By not promising too much before he started, Obama had kept hopes of near-miraculous developments to minimum.
But he managed, at the end of his four-day trip, to reaffirm old alliances, express support, and also showcase the vision of the United States for the region’s future.
Obama helped to broker the restoration of ties between Israel and Turkey, in a move that coaxed an apology out of Israeli Prime Minister Benjamin Netanyahu for Turkish deaths in a raid on a Gaza flotilla.
He then went on to praise Israel as an ancient Jewish homeland, a haven from persecution, empathising with his hosts’ sense of threatened isolation and their pride in a new hi-tech industry.
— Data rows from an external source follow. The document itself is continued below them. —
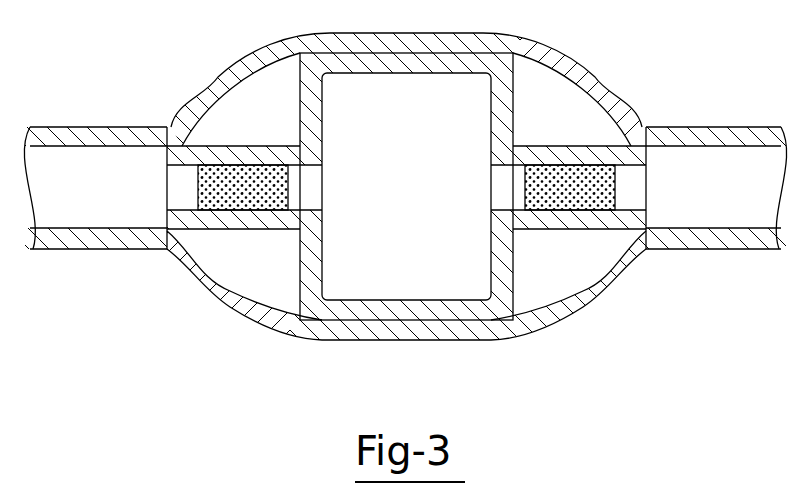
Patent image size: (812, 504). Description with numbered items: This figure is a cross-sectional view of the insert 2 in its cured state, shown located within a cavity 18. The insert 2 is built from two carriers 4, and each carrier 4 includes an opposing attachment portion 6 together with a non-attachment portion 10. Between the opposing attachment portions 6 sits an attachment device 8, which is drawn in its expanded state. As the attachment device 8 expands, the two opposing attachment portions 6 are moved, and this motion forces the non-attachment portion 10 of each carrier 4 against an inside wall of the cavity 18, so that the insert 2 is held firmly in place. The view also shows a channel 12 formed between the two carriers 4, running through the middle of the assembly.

The insert 2 is at (567, 108).
The carrier 4 is at (645, 157).
The opposing attachment portion 6 is at (250, 163).
The attachment device 8 is at (207, 192).
The non-attachment portion 10 is at (395, 319).
The channel 12 is at (406, 186).
The cavity 18 is at (210, 93).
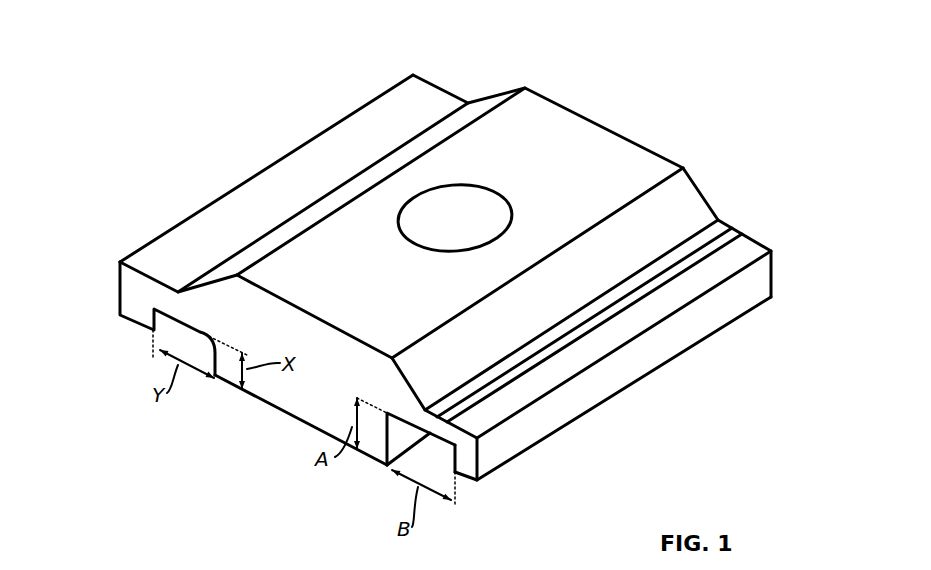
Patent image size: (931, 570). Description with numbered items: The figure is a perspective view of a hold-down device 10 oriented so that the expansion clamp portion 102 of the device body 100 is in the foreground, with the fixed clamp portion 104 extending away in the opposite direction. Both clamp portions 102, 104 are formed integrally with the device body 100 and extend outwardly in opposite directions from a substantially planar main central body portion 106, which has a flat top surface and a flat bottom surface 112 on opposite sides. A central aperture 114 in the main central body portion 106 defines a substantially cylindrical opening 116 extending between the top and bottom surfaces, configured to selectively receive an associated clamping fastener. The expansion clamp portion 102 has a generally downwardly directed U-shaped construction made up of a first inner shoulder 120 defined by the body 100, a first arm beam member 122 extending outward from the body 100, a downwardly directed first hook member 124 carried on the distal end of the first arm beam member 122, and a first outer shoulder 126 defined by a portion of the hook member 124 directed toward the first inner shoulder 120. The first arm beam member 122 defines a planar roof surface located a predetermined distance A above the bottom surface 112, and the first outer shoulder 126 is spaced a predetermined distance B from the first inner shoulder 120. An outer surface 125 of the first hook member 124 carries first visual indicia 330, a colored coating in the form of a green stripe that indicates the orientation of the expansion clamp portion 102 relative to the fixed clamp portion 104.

The hold-down device 10 is at (157, 76).
The device body 100 is at (528, 144).
The expansion clamp portion 102 is at (789, 226).
The fixed clamp portion 104 is at (114, 283).
The main central body portion 106 is at (593, 182).
The bottom surface 112 is at (275, 413).
The central aperture 114 is at (430, 209).
The cylindrical opening 116 is at (457, 218).
The first inner shoulder 120 is at (407, 437).
The first arm beam member 122 is at (480, 437).
The first hook member 124 is at (469, 458).
The outer surface of first hook member 125 is at (463, 475).
The first outer shoulder 126 is at (452, 458).
The first visual indicia 330 is at (714, 312).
Was this perhaps a bid to calm Israeli fears after his 2009 speech praising the Muslim world in Cairo?
Terming the US-Israeli alliance as “eternal”, he also appealed to the Israeli leadership to make peace with Palestinians as it was the only way to ensure the Jewish state’s survival. Obama also spoke up for the right to Palestinian statehood, but it was perceivably more tempered than the praise for Israel. There was no call from the US leader for Israel to stop settlement-building as a pre-condition to resume peace talks, an omission that is unlikely to have earned him many fans on the Palestinian side.
Even so, by spending time with the Palestinian President Mahmoud Abbas, Obama raised the leader’s profile relative to that of rival Hamas.
Stating his aim at defusing tensions with Iran over its nuclear ambitions through diplomacy, Obama then focused on the situation in Syria. He pledged $200mn to Jordan this year, as it cares for more than 450,000 Syrian refugees. Earlier, he warned of the dangers of the spreading conflict in Syria, saying the country could develop as a hub for terrorism if the violence was not contained soon. Again, he stopped short of promising any concrete American role in stabilising the situation in Syria.
Obama was visiting the Middle East for the first time since 2009. Then, Egypt was America’s staunchest ally in the region. Now, after the Arab Spring brought down Hosni Mubarak, Obama was silent on Egypt, even as Jordan’s King Abdullah II warned that the West has become naïve about the agenda of the Muslim Brotherhood, the most dominant political winner so far since decades-long dictatorships were topped by popular uprisings.
At the most, what this short trip would have achieved for the US president would be to preserve his legacy as the “leader who tried” in the second term.
While Obama is a past master in oratory, the turmoil in the Middle East may need more than the salve of pretty speeches.